Owners can pre-emptively implement cost cutting strategies that drive the buildings expenses down. These can be as big as:
- Billing back for utilities
- Hiring a more affordable, more efficient management company
- Fighting property taxes to things like installing low flow toilets or installing high efficiency lights
Upward trending financials should be coupled with diligent and accurate accounting of all extra income and capital expenditures (ie. Having capital expenditures excluded from reoccurring repairs and maintenance). Not only should these items be diligent and accurate in the way they are accounted for but they should be reproduced and updated on a monthly basis. Clean and accurate financials make underwriting the building straightforward for both investors and banks. This is especially important in a market that has a lot of velocity and deal volume. The less financial questions and unknowns paired with upward trending financials, the smoother the transaction will go for everyone involved.

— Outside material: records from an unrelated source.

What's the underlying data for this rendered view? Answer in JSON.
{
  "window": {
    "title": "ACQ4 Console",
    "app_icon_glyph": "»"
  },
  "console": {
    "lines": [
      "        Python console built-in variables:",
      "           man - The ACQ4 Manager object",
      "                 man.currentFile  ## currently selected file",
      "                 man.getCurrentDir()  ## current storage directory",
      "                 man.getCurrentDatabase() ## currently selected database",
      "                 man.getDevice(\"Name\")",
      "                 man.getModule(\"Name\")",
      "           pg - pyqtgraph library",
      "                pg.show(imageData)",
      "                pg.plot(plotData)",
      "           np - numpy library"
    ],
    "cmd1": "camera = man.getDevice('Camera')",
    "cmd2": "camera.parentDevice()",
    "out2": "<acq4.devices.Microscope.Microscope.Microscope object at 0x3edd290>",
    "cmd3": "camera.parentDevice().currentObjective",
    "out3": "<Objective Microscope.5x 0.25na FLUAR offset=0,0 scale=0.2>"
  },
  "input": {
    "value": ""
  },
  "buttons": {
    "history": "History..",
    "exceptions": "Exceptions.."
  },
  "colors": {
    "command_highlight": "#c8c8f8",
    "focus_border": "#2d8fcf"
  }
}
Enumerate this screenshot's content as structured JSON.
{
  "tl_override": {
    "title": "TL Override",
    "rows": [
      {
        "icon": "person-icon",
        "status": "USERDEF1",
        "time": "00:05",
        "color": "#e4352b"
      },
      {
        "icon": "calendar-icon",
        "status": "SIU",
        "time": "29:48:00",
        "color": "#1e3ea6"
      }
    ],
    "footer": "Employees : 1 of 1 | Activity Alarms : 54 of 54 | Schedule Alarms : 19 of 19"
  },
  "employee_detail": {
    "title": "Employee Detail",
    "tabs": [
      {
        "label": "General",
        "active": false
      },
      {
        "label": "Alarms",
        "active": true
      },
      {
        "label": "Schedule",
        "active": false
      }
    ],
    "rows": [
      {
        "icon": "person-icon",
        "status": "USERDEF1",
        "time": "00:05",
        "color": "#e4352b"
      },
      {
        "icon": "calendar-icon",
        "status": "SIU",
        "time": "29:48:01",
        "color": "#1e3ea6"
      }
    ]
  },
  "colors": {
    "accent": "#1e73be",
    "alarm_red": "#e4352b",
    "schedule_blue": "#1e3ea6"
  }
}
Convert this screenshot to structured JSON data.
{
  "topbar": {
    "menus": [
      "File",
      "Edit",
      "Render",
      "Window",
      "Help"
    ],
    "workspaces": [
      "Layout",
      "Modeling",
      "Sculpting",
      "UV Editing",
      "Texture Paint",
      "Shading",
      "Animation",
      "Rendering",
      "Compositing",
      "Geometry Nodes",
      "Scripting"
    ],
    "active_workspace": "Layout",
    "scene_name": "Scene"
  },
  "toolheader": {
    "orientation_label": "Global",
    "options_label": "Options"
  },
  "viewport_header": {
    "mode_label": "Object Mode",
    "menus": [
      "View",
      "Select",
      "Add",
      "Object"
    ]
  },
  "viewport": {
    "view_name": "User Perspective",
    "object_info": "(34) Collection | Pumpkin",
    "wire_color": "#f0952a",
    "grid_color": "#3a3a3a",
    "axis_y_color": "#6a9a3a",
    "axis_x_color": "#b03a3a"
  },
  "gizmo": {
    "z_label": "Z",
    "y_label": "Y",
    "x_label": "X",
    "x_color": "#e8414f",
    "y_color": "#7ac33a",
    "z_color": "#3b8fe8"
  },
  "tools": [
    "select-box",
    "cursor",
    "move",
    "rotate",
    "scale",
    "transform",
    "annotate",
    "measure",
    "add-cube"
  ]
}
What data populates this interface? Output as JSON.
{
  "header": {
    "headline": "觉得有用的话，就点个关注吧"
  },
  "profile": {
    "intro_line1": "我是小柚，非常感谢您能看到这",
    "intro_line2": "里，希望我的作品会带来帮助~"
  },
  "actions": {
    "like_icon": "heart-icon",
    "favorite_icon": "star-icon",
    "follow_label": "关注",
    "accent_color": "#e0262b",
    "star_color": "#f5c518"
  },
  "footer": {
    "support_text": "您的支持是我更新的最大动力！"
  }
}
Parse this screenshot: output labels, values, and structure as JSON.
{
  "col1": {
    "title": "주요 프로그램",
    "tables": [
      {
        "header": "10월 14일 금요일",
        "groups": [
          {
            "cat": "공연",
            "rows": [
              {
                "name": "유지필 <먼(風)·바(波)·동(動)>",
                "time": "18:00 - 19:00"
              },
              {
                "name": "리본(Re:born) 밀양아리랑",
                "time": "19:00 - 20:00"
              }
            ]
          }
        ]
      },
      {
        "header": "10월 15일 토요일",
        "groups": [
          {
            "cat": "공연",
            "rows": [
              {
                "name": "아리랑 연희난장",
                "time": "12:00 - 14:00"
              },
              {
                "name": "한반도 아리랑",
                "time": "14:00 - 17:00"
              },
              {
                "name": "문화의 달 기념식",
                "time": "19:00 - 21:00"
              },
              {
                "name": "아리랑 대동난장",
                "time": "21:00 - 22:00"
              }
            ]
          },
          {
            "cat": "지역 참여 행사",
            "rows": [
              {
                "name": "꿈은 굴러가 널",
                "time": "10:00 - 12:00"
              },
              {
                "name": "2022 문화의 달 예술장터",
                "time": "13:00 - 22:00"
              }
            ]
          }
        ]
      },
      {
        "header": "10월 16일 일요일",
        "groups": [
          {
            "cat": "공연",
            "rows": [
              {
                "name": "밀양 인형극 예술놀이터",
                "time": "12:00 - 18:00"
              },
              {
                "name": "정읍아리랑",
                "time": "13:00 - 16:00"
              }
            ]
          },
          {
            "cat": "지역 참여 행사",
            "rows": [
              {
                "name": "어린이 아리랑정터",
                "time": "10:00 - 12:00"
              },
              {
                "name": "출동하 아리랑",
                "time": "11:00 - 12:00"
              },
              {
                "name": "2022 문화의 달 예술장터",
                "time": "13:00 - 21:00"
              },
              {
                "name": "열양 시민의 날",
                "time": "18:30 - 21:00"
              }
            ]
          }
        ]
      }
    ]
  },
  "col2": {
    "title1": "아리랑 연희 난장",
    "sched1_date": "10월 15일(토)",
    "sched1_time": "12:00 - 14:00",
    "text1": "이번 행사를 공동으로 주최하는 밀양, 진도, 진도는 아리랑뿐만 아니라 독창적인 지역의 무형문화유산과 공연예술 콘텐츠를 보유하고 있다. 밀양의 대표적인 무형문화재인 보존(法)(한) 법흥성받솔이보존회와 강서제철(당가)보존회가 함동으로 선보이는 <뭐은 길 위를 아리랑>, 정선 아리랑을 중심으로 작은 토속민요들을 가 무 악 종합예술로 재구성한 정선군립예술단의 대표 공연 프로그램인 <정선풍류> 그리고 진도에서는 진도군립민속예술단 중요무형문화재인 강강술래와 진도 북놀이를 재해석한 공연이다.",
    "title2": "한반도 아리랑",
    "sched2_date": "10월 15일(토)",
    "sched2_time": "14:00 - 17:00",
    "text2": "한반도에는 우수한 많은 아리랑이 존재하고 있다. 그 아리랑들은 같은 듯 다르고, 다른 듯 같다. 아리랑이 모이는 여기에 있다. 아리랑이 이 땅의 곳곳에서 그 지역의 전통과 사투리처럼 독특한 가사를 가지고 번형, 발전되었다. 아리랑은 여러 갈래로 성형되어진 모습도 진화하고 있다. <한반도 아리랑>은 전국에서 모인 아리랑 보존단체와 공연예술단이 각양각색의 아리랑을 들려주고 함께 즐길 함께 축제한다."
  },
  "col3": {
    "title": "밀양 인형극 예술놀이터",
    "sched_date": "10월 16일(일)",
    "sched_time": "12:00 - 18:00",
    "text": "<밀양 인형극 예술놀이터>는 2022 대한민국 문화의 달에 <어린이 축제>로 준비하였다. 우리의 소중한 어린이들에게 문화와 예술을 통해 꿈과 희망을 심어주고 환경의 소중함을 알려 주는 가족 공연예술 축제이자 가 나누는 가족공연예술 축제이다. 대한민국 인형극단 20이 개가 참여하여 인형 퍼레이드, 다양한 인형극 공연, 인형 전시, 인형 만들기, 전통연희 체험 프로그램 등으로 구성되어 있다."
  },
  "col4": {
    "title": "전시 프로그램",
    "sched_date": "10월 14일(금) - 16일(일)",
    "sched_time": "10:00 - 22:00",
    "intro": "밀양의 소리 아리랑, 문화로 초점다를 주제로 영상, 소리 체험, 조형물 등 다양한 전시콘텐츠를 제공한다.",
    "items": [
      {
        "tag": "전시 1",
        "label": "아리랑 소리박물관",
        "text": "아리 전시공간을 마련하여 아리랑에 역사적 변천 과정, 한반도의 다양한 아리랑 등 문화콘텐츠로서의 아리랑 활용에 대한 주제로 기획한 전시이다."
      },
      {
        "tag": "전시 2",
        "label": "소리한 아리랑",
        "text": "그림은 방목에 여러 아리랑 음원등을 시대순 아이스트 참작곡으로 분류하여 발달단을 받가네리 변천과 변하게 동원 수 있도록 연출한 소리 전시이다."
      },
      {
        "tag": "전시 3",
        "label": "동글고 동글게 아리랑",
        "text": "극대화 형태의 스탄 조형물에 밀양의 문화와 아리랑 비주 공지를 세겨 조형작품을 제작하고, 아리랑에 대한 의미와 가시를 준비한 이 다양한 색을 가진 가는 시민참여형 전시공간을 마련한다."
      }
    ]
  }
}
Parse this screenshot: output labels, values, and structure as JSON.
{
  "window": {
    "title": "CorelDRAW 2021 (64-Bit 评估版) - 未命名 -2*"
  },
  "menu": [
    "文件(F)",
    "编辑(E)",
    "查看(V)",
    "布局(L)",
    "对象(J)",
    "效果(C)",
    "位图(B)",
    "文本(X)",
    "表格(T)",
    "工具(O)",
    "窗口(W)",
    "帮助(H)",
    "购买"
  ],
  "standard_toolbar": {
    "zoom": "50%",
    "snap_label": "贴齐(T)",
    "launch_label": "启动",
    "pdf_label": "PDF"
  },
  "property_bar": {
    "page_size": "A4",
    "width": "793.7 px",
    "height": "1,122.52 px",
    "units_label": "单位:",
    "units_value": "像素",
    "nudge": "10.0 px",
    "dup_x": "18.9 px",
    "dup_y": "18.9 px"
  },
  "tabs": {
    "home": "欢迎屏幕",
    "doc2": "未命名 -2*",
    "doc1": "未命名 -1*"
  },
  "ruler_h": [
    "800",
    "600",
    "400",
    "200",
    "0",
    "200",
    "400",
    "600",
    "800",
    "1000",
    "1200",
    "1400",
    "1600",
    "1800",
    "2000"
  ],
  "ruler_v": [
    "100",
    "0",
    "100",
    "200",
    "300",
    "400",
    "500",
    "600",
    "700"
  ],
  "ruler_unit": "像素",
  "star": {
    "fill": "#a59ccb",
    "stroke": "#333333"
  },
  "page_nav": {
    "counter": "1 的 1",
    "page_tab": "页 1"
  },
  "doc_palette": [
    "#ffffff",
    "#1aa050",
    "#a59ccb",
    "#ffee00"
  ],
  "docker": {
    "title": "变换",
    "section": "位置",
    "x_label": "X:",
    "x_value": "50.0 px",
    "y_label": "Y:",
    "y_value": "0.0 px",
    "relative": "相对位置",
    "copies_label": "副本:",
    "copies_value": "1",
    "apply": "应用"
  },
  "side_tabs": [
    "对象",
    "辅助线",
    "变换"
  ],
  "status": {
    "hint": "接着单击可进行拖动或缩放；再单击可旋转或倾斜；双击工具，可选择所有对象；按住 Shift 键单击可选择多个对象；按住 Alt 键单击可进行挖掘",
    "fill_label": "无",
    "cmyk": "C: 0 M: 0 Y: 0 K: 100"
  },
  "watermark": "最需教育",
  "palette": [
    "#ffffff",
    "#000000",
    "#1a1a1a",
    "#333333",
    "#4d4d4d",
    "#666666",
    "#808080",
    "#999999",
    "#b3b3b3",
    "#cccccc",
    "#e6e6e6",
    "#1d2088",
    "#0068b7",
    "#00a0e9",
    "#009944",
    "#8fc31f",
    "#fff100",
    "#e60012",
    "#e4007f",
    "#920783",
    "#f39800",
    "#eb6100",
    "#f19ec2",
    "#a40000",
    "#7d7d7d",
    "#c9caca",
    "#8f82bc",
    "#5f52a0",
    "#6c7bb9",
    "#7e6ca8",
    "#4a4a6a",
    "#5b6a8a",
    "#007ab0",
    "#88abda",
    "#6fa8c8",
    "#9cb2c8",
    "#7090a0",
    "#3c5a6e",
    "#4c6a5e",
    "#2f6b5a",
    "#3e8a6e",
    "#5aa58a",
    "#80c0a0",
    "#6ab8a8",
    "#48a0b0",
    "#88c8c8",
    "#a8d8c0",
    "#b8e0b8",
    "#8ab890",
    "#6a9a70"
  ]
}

The building’s physical appearance and first impression
The second category is addressing the physical appearance of the building to ensure that the property makes a good first impression. There is a large list of items that an owner can do to make sure that the property shows in its best light.
I think that some of the most important ones are as follows:
- Ensuring that the boiler room is organized and cleaned. This means removing any signs of obvious leaking, rust or corrosion.
- Closely monitoring the general cleanliness of the building. This can be a daunting task on a bigger building but it is important to make sure that hallways, laundry rooms, common areas, exterior common areas and trash areas are all kept clean and free of debris and trash.
- Landscaping is key to making a good first impression on the investors that are touring the building. Insuring that these areas are well manicured and free of weeds and animal waste help assure that a building makes a good first impression.
- Owners want to check and see that there are no noticeable safety hazards. This includes making sure that snow and ice are properly removed and that there are no encumbrances to a building’s fire code. Owners can strip a parking lot, which can really boost the curb appeal of the property and contribute to that great first impression of a property.
- A new paint job or even the touching up of chipping paint can go a long way in the appearance of the building.
- Finally, landlords should fix or replace obvious signs of rust especially in and around the exterior hallways and around the stringers and stairs.
This concludes the work that can be done to the physical appearance of the property before getting it ready to sell. Some of the items I mentioned here can come at great expense to an owner, so the owner should know what their target price and disposition strategy is before getting the building ready for sale. Having a disposition strategy will help owners decide how much money and work they need to put into the building to achieve their desired price.
Marketing process and managerial aspects
The final category is managerial aspects. There are a handful of items owners can do to improve the marketing process and secure a smooth sale.
Some things to consider:
- Deciphering how to best do showings. Showings will inevitably happen during the marketing process. With that being said, having a few relatively clean tenants that the owner has a good relationship with and can show the units on a consistent basis will make the showing process an easy one.
- More often than not, owners have a management firm employed that does all of the day-to-day work at a building. Owners want to make sure that management is made aware and incentivized to do a good job in helping the sale and transition from old owner to new owner a smooth one.
- Finally, owners should hire a qualified broker or brokerage team to represent them in the apartment sale. When choosing the right broker, owners want to make sure that the broker knows the property and surrounding location very well, has sales experience in the area, is someone they trust and get along with, and finally is a broker who has a strong track record in achieving the highest sale price for their clients.